The other boat turned and sped her way.

Finally. As predicted.

She prepared herself, unzipping her leather jacket and allowing it to hang open, revealing her tight toned body. More of her intel pegged the target as a rich narcissistic playboy who’d managed to make billions off copper mining with dabbles into agriculture, construction, and telecommunications. In Russia that success meant this oligarch had political connections, ones that surely reached deep into the Kremlin.

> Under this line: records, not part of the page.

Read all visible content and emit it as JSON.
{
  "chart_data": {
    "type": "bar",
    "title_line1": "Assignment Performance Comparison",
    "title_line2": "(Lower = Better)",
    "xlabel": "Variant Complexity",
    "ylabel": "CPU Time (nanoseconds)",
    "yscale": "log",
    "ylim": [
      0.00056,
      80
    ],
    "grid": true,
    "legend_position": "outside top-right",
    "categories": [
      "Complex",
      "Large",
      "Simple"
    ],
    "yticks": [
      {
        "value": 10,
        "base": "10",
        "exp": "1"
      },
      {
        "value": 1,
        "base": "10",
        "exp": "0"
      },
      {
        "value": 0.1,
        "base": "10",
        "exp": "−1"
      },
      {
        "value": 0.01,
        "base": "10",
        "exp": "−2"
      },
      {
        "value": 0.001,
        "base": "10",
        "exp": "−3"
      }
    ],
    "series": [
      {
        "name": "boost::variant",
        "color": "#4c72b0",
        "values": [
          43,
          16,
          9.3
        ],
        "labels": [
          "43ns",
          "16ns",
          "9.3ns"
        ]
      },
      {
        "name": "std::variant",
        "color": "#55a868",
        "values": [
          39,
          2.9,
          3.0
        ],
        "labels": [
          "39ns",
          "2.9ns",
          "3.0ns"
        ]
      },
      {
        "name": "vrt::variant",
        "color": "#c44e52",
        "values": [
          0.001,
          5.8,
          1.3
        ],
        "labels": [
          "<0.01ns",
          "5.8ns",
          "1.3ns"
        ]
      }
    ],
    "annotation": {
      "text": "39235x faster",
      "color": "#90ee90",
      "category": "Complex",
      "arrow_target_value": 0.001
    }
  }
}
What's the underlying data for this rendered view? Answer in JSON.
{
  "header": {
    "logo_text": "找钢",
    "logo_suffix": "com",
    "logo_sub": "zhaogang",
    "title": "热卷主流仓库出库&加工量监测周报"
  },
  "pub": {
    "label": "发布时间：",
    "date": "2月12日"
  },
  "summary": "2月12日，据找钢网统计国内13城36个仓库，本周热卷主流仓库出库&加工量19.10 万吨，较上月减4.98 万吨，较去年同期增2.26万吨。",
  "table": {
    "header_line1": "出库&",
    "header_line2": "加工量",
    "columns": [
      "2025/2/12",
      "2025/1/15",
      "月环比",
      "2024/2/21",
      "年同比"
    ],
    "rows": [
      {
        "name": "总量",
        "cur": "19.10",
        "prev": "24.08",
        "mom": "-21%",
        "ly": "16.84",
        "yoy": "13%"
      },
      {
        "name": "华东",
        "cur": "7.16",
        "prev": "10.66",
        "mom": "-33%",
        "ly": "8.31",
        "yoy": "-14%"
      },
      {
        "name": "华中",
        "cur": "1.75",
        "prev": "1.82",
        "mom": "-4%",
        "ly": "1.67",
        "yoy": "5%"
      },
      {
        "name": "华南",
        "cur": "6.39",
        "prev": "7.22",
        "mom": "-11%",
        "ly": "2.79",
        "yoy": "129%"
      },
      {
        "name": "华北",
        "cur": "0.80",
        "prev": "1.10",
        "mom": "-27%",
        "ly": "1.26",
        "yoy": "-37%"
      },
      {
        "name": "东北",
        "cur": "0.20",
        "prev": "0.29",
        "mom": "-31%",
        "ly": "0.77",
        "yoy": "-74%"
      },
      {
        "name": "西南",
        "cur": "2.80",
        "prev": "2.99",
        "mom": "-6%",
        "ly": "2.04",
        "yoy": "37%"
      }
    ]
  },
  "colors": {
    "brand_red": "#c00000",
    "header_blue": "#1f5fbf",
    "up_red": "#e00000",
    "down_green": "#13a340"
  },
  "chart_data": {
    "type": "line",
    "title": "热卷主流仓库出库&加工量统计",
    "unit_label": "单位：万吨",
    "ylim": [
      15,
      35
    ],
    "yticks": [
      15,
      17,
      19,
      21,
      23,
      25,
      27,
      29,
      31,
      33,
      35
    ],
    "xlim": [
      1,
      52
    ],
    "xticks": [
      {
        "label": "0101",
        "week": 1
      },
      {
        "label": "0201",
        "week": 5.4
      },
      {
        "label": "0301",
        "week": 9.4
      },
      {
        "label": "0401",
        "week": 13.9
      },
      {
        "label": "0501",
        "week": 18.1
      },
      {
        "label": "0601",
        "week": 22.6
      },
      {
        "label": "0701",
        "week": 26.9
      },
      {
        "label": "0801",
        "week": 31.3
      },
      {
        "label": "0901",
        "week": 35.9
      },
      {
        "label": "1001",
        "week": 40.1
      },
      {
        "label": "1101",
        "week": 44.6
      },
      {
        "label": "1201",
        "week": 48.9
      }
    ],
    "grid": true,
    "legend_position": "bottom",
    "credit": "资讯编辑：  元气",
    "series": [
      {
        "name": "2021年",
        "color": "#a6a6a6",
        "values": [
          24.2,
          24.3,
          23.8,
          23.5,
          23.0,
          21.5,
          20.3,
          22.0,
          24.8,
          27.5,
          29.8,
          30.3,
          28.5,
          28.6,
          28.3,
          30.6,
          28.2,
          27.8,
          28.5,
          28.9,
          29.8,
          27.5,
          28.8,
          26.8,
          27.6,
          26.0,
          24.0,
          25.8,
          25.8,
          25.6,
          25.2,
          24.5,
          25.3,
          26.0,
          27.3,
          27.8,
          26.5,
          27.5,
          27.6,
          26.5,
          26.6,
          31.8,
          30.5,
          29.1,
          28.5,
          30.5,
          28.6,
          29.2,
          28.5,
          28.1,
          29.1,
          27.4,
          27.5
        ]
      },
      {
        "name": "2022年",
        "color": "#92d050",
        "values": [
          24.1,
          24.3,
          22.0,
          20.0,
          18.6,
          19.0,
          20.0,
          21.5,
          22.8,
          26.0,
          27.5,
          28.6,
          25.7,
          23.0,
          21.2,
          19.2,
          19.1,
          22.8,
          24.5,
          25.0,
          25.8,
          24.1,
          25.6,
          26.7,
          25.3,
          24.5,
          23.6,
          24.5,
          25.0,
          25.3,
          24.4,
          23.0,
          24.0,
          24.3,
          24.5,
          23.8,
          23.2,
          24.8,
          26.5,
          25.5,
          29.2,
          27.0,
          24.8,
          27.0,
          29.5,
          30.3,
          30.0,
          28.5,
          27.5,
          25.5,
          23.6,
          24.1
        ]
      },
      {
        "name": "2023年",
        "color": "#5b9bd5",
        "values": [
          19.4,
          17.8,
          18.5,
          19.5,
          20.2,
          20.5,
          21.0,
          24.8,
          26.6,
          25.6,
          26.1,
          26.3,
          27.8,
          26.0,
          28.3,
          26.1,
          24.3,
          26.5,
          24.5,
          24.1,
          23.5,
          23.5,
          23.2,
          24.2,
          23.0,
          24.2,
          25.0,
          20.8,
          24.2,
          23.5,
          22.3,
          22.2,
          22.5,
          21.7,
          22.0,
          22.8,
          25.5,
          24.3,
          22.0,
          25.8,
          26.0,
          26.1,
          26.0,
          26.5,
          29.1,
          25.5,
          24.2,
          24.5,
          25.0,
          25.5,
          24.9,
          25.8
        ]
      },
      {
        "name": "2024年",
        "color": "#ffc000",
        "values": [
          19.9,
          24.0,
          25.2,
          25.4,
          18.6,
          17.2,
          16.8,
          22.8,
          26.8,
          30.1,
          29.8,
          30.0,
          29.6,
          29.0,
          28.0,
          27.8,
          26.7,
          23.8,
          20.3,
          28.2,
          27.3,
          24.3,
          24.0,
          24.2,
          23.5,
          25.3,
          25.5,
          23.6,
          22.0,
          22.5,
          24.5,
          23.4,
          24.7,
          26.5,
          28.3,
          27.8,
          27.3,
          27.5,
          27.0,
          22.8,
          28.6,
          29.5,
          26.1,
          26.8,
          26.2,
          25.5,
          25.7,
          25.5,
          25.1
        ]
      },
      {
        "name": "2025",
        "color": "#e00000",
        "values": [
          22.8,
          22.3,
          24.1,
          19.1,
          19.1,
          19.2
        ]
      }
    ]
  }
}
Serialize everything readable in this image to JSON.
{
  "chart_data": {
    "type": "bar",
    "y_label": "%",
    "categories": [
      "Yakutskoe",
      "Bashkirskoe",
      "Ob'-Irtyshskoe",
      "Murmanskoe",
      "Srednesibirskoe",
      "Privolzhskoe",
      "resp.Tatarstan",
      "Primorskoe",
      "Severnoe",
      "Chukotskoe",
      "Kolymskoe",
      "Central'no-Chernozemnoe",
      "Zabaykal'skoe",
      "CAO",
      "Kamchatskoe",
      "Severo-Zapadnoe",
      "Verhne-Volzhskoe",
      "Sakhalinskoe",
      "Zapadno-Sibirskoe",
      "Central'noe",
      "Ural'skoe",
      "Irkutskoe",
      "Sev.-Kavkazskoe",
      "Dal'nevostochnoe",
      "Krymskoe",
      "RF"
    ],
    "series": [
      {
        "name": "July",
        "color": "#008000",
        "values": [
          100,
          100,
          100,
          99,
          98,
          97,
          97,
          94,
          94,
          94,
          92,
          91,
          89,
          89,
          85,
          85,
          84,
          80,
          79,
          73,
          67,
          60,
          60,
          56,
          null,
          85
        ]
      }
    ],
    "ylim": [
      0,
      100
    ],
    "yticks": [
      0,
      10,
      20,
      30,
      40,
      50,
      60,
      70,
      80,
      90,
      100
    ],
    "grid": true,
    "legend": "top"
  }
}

Which advised her to proceed with caution and make no mistakes.

The other boat approached and slowed, pressing against its wakeand easing up alongside. The lone occupant matched the photograph she’d been sent of Samvel Yerevan. Medium height. Coils of coal-black hair atop a muscular frame. An Armenian who’d relocated to Russia after the fall of the Soviet Union. There, he’d become enormously rich then reconnected with his Armenian homeland, buying a seat in the national parliament for his brother, eventually elevating him to prime minister. Net worth? In the five-to-eight-billion-euro range. A few international magazines labeled him the richest ethnic Armenian in the world. A title he reportedly cherished. He lived outside of Moscow in a palatial estate. Married, with five children. But that did not stop him from enjoying a variety of mistresses.